BACKGROUND: Antiepiligrin cicatricial pemphigoid (AECP) is a chronic autoimmune subepidermal blistering disease characterized by autoantibodies to laminin 5 and clinical features of cicatricial pemphigoid. Only a few patients with AECP have been described to date. The aim of the present study was to analyze the relative frequency of AECP among patients with the clinical phenotype of cicatricial pemphigoid. OBSERVATIONS: Serum from 16 consecutive patients with the clinical phenotype of cicatricial pemphigoid were included in this study. Nine patients had circulating IgG autoantibodies by indirect immunofluorescence on sodium chloride-split skin; patients' IgG bound to the epidermal side (n = 2), dermal side (n = 5), or both sides (n = 2) of this test substrate. Interestingly, all 5 cases with dermal binding immunoprecipitated laminin 5 from extracts and media of cultured keratinocytes, and 4 of these serum samples reacted with the alpha3 subunit of laminin 5 by immunoblotting. None of the patients with dermal binding of IgG demonstrated autoantibodies to type VII collagen. CONCLUSION: Our data suggest that, among patients with the clinical phenotype of cicatricial pemphigoid, AECP may be more frequent than previously assumed.

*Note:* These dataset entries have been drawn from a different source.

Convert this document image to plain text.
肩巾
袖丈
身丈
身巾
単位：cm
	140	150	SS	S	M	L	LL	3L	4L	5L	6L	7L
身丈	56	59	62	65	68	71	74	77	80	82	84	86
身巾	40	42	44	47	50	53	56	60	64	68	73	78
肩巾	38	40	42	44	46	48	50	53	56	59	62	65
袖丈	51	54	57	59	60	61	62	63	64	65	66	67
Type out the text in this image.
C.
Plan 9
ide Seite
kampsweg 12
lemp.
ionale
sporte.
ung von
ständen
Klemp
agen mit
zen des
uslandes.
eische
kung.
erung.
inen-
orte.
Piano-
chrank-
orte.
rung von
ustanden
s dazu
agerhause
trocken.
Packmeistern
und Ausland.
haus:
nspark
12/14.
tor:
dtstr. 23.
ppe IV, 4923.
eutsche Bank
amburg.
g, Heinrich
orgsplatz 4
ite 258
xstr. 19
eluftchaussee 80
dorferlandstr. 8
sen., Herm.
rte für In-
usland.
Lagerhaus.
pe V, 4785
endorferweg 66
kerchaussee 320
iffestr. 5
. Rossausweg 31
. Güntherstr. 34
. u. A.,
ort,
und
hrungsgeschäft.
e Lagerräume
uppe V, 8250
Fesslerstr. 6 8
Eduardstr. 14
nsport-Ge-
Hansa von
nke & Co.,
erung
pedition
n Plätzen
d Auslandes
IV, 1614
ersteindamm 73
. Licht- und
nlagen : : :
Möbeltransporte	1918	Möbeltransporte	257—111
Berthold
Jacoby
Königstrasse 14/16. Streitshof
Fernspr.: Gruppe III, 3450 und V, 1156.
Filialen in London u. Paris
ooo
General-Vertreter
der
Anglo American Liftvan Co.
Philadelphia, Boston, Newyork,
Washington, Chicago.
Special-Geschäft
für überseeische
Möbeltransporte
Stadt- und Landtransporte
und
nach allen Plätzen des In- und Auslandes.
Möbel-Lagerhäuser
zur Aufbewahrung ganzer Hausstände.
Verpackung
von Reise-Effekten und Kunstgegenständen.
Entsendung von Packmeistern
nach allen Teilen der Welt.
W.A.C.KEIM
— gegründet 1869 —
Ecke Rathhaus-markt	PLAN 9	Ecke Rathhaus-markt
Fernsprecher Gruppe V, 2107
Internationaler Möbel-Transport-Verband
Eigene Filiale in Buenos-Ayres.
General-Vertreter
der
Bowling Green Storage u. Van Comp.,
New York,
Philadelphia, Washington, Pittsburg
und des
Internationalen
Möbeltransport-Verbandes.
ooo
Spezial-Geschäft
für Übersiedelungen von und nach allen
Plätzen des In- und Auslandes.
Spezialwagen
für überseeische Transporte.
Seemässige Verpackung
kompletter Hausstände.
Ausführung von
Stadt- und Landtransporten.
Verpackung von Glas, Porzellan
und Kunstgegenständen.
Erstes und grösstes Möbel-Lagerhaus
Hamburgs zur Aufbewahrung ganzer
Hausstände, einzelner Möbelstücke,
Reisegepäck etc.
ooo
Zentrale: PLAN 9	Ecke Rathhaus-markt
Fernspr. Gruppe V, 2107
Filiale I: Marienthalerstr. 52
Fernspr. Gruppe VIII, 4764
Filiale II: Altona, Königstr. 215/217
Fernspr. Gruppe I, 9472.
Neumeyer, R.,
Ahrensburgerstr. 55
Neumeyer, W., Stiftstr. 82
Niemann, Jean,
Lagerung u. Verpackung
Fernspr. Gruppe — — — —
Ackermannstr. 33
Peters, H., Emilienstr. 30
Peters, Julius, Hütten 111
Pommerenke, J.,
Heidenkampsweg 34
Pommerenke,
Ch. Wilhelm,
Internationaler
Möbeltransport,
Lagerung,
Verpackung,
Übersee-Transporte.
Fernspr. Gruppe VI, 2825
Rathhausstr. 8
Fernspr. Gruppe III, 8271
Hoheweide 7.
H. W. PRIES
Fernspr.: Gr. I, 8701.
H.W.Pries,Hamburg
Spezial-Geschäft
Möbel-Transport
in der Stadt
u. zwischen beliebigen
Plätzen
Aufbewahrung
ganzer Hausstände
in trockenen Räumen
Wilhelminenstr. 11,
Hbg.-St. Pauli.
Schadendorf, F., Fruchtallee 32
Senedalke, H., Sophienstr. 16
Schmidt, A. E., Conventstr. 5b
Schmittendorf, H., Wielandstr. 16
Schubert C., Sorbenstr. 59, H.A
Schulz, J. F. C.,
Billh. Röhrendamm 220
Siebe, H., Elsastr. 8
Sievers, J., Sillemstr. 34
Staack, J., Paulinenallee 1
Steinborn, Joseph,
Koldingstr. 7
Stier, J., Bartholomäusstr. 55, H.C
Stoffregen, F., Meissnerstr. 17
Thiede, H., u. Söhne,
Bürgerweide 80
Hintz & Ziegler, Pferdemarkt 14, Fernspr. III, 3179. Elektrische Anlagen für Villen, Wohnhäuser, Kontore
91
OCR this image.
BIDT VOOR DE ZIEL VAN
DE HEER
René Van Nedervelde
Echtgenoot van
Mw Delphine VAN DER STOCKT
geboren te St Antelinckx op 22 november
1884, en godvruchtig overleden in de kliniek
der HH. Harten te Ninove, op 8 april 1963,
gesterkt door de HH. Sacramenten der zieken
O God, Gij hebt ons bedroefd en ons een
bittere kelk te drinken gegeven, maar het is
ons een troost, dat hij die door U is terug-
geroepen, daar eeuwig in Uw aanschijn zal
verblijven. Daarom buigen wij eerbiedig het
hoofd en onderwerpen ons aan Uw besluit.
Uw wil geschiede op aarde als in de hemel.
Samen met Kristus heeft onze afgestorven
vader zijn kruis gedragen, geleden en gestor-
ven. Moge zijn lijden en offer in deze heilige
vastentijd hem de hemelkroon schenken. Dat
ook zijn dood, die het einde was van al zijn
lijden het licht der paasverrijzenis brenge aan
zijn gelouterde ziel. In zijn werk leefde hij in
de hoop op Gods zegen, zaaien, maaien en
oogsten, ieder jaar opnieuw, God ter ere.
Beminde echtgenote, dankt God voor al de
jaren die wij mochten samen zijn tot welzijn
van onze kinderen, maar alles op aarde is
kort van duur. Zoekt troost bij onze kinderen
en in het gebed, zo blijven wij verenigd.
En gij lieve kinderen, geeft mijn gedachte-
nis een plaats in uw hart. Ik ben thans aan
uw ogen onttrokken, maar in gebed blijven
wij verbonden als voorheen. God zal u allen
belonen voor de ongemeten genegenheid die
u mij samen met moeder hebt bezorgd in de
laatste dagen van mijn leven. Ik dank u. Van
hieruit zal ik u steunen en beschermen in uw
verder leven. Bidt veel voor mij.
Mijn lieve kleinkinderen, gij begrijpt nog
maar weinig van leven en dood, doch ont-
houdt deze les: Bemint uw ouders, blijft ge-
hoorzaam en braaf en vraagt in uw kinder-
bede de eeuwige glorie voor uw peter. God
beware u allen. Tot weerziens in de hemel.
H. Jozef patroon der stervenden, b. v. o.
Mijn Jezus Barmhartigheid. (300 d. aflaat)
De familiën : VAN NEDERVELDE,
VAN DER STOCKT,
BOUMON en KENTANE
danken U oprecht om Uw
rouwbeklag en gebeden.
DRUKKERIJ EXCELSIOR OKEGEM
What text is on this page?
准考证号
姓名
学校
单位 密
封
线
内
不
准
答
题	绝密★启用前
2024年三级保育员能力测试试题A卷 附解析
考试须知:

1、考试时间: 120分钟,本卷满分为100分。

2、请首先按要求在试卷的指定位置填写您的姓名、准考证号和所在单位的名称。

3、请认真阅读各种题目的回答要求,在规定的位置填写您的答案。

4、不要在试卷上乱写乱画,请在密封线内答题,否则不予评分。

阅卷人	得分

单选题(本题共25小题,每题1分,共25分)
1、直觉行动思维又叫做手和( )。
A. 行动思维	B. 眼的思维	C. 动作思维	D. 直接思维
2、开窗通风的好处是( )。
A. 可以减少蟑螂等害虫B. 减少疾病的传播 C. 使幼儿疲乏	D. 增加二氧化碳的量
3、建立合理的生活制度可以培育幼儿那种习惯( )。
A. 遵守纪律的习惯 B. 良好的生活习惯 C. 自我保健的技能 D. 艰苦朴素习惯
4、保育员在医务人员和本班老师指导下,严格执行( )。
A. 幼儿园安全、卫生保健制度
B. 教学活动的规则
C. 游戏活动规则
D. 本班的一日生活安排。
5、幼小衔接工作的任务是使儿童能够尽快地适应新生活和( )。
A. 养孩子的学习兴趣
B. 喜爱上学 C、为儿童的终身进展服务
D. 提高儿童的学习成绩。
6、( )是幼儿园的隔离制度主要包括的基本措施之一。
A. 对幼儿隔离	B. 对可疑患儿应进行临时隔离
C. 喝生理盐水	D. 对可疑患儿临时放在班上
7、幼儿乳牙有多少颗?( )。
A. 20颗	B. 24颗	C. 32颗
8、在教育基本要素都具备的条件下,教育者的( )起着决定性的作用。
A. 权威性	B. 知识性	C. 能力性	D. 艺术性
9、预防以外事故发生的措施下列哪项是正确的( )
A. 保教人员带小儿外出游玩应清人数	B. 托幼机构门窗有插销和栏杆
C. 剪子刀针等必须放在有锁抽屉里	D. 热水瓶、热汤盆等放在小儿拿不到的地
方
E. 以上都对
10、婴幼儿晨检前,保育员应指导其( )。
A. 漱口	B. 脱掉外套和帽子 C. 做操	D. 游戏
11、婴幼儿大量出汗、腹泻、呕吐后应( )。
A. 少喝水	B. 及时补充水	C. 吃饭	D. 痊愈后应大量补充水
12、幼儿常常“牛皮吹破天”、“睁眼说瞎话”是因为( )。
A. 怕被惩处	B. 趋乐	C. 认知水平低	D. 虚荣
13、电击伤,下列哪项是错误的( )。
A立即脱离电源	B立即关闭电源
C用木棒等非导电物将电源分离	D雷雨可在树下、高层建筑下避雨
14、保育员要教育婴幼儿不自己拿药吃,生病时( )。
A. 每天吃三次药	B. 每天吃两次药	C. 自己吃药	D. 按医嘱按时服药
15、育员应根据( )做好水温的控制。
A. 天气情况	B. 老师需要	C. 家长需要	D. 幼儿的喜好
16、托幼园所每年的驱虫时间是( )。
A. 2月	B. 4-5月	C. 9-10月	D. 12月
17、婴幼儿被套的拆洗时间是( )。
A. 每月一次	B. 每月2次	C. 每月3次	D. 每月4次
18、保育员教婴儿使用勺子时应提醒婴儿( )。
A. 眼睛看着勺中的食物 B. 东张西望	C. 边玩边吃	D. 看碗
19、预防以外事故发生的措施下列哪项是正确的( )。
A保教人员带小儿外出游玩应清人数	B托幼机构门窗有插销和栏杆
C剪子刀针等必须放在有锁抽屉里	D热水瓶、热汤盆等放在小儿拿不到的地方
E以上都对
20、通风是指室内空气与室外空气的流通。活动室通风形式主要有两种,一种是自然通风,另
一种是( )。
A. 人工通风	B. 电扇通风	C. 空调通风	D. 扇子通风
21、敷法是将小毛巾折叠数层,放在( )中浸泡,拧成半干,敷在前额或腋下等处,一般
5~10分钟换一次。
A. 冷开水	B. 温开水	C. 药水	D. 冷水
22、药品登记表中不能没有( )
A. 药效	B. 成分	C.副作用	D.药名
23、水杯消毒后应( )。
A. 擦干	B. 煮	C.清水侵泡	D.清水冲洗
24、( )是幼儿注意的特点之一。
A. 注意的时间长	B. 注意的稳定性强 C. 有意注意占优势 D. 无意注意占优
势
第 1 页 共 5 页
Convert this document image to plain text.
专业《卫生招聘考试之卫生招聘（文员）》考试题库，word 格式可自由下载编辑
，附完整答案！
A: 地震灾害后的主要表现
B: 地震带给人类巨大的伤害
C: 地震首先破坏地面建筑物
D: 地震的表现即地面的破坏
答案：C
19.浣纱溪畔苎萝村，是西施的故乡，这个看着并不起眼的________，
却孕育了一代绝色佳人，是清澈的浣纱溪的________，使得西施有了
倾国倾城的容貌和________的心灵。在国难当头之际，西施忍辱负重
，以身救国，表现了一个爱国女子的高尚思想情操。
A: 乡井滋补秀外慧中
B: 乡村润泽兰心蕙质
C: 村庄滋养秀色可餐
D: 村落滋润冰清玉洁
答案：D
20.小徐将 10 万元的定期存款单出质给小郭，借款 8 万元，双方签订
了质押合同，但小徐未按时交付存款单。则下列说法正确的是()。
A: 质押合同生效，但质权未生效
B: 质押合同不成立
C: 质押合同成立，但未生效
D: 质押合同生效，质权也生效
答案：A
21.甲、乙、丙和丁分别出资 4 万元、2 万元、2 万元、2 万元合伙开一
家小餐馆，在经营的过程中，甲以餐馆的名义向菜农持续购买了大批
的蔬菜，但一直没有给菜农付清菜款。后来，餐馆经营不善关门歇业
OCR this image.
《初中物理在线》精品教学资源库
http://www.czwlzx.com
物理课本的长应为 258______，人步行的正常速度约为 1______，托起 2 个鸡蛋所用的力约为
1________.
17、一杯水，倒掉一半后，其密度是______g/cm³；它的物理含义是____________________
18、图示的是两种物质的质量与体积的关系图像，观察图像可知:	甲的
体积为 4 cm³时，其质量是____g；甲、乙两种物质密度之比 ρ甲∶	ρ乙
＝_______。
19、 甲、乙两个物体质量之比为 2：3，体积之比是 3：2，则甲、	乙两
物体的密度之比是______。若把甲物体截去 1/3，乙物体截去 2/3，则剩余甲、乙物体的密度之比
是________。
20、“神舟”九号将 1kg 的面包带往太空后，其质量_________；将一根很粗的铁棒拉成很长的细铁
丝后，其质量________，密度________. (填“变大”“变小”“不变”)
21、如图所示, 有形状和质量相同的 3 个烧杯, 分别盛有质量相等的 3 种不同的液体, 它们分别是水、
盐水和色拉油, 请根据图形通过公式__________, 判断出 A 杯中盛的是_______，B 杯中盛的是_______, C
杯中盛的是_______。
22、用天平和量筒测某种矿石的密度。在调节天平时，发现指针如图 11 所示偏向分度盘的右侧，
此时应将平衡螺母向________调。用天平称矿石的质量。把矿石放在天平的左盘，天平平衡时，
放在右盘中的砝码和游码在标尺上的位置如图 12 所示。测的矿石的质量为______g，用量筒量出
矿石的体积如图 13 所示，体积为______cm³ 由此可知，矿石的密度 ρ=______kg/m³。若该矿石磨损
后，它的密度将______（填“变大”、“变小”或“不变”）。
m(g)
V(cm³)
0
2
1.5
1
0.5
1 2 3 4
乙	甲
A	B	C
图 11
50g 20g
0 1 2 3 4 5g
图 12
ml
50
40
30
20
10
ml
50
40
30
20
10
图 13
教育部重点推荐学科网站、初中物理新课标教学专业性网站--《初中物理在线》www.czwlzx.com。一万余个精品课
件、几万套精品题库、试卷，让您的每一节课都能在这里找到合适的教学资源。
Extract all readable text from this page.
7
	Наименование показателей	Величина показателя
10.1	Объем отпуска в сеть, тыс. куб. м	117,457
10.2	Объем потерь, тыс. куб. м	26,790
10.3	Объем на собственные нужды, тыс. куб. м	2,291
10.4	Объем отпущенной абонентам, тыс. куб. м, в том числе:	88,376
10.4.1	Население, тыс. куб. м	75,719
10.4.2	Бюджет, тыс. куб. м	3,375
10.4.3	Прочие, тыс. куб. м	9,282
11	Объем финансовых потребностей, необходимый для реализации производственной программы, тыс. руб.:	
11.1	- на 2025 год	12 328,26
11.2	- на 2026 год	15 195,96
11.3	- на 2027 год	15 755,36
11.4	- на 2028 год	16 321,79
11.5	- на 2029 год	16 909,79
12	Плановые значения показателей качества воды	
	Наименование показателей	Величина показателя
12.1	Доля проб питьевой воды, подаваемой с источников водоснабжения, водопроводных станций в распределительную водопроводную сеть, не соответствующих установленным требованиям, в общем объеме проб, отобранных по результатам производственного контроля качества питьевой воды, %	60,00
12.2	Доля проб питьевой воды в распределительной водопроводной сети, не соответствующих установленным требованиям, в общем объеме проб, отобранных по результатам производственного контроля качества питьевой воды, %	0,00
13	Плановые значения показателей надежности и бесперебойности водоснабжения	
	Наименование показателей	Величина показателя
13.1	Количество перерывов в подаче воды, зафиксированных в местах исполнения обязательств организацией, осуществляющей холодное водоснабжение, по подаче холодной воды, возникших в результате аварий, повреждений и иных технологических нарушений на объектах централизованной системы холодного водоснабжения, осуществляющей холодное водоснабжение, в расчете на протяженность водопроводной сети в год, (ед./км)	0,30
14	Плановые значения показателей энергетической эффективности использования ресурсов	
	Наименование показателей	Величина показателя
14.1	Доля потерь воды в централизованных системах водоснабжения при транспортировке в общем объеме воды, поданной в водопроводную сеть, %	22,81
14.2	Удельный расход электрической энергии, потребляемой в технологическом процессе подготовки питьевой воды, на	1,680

Mucosal morbidity in patients with epidermolysis bullosa acquisita.

BACKGROUND: Epidermolysis bullosa acquisita is an acquired inflammatory and/or dermolytic subepidermal blistering disease characterized by IgG autoantibodies to type VII collagen. Four patients with documented epidermolysis bullosa acquisita were evaluated by a multidisciplinary team of care providers (4 dermatologists, an ophthalmologist, a radiologist, a voice and speech specialist, and an otolaryngologist) for 1 to 5 years to characterize mucosal involvement and its complications and response to treatment. Patients were evaluated clinically and by slitlamp examinations, endoscopies, computed tomographic scans, and videofluorographic swallowing studies. Spiral computed tomographic scans for virtual endoscopy were used for the nontraumatic evaluation of airways in 2 patients with respiratory tract compromise. OBSERVATIONS: Involvement of 5 or more mucosal sites--mouth, nose, conjunctiva, pharynx, and larynx--was documented in all patients. Complications included ankyloglossia, periodontal disease, scarring and crusting of nasal mucosa, symblepharon formation, obstruction of nasolacrimal ducts, deformation of the epiglottis, impaired phonation, dysphagia, esophageal strictures, and supraglottic stenosis requiring emergency tracheostomy. CONCLUSIONS: Epidermolysis bullosa acquisita may extensively (or predominantly) affect mucosal epithelia in a manner resembling cicatricial pemphigoid. Mucosal disease in these patients is often subclinical, can lead to serious complications, and is best managed using a multidisciplinary approach.